Which is anyway just one implementation.

Many tend to mix the choice of implementation language, with other criteria that the authors cared more about.

pjmlp · on Aug 28, 2021

Common Lisp allows for manual memory management on the low level layers.

That is after all how Lisp workstations like Interlisp-D or Lisp Machines were implemented, and those features carried on into Common Lisp.

opportune · on Aug 27, 2021

I’ve been writing high performance C++ for a while now and this is true. We rarely have memory leaks or use-after-free and when we do, they’re pretty mild. It is one of the easier problems to avoid, especially if you enforce standards on developers to avoid the most common mistakes (eg the new keyword should be avoided if possible unless providing an rvalue to initialize something safer). I can imagine new or bad developers without strong guidance, or under extreme pressure to ship, would have a harder time with it though.

Concurrency is a much harder problem and something we deal with more often. I would consider memory management close to not a concern.

zabzonk · on Aug 27, 2021

> Concurrency is a much harder problem and something we deal with more often. I would consider memory management close to not a concern.
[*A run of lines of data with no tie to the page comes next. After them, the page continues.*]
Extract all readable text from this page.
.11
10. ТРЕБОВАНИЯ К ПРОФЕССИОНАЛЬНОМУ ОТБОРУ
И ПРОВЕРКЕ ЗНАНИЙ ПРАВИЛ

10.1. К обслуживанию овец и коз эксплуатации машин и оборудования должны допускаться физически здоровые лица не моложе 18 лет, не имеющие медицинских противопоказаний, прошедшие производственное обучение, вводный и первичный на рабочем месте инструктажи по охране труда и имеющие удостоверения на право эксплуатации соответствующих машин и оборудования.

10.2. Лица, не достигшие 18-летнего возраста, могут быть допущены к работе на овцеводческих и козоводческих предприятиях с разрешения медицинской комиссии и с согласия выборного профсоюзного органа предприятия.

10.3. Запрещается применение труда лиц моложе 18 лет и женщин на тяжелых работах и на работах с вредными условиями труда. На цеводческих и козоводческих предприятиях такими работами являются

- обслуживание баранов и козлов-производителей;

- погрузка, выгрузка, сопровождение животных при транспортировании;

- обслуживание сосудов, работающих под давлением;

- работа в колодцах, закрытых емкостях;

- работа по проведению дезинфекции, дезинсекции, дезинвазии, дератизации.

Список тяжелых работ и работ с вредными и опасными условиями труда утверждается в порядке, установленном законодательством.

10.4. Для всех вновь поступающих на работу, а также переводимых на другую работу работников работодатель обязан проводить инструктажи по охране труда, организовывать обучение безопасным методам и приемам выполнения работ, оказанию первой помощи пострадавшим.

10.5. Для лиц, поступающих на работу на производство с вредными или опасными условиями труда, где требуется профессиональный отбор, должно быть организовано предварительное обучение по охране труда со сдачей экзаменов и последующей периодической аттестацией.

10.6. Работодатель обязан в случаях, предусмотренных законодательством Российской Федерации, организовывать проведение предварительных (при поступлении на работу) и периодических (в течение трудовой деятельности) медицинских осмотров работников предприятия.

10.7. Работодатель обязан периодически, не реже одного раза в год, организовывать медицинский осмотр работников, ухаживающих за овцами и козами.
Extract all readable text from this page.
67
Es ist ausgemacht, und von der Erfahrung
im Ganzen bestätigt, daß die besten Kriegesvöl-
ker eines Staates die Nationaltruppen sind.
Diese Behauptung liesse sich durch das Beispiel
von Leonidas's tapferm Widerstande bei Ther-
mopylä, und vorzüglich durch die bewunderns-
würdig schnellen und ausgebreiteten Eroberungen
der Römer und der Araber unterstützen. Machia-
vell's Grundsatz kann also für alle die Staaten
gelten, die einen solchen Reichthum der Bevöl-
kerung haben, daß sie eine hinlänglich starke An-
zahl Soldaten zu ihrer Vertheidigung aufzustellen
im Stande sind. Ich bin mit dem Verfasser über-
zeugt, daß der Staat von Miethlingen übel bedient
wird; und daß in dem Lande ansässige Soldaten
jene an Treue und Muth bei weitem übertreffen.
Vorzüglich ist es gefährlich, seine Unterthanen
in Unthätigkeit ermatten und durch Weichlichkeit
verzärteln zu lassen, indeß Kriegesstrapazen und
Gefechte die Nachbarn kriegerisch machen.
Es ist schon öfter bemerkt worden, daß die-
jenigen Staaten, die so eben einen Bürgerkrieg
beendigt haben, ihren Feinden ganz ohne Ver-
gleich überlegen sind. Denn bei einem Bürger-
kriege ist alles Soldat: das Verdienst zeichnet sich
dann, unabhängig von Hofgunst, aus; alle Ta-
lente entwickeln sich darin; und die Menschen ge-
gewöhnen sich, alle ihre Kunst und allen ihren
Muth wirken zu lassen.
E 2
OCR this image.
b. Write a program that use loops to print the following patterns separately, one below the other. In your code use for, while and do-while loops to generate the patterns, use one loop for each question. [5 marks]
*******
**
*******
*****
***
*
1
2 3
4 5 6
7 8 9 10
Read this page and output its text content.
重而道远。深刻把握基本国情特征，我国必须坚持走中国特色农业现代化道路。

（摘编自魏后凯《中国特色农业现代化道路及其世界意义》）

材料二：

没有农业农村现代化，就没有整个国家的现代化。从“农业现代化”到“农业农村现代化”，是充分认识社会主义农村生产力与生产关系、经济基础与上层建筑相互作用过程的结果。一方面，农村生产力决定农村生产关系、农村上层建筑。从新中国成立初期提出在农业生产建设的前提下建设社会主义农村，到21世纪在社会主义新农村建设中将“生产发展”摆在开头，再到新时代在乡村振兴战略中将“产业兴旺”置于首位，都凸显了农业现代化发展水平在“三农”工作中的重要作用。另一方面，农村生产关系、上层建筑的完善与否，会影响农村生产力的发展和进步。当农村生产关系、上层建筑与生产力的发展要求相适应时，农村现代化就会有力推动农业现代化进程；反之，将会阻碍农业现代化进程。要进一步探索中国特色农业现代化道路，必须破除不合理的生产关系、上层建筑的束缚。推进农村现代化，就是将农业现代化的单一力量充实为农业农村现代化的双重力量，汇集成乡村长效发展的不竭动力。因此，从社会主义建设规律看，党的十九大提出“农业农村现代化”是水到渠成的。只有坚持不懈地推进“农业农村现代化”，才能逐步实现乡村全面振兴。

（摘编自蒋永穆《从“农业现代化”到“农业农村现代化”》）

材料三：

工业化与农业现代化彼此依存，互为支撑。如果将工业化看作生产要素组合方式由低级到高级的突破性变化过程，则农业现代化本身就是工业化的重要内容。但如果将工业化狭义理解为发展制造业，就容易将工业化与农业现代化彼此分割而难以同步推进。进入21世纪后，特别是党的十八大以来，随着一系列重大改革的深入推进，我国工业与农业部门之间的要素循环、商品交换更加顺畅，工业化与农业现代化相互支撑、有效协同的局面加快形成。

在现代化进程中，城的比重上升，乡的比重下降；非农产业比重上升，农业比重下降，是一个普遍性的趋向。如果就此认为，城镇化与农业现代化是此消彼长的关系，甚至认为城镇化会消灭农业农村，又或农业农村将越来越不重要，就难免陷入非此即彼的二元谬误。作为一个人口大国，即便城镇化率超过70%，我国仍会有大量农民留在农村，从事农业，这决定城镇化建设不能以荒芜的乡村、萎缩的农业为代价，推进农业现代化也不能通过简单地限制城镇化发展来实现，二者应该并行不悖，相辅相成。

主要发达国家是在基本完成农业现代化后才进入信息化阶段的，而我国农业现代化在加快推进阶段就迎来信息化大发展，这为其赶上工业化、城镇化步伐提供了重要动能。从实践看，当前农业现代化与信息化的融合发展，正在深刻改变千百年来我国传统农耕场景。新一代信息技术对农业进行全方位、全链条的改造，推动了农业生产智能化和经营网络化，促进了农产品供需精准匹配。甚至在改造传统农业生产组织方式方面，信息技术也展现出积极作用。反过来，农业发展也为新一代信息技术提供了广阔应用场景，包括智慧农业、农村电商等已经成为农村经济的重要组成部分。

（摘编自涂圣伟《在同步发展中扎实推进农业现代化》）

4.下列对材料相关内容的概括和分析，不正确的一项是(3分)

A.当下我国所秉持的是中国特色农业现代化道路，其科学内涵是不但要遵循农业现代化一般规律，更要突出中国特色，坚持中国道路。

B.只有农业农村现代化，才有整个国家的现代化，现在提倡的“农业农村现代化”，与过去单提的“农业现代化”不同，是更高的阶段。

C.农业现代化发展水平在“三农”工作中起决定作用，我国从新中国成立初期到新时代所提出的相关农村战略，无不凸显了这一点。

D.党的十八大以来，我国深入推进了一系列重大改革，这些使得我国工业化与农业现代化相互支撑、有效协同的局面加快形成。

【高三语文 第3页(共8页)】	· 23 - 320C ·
Absolutely. The longest lasting bug I've ever had was in some multi-threaded code in a trading server (and nothing to do with memory - shared resources getting corrupted). When I tracked it down (after about 6 months!) I repeatedly banged my head on my desk, yelling "You idiot, you idiot, you idiot!" - referring to me.

Compared to stuff like this memory leaks are really easy to test for, detect, and fix. Anyone can write a test harness to see if there is a leak.

coldtea · on Aug 27, 2021

>Even back in the day when I was writing BASIC programs (a long time ago now) I thought GC was pants, and spent some considerable time trying to avoid it happening.

Could it be that you never shed the bias from your young 80s BASIC experience, despite the world around you changing?

zabzonk · on Aug 27, 2021

70s actually. And the world hasn't changed - if you want efficient, performant code that manages resources (not just memory) correctly, you don't want GC.

djur · on Aug 27, 2021

What BASIC were you using in the 70s that had garbage collection?

zabzonk · on Aug 27, 2021

Among others https://www.wikiwand.com/en/BASIC-PLUS

djur · on Aug 28, 2021

Thanks! That's really interesting. There's a lot of material out there about BASIC for early microcomputers but most of what I've read about minis has been more focused on languages that were considered interesting to "hackers" (i.e. Lisp and C).

alephu5 · on Aug 27, 2021

Why use a language with a GC at all if you don't like it?

MaxBarraclough · on Aug 27, 2021

> It really isn't so hard.

This doesn't align with the continuing serious security problems associated with memory-management bugs.

> The Chromium project finds that around 70% of our serious security bugs are memory safety problems.

https://www.chromium.org/Home/chromium-security/memory-safet...

djur · on Aug 27, 2021

Why not just use a language without GC?

zabzonk · on Aug 27, 2021

I do. I'm suggesting that others do too.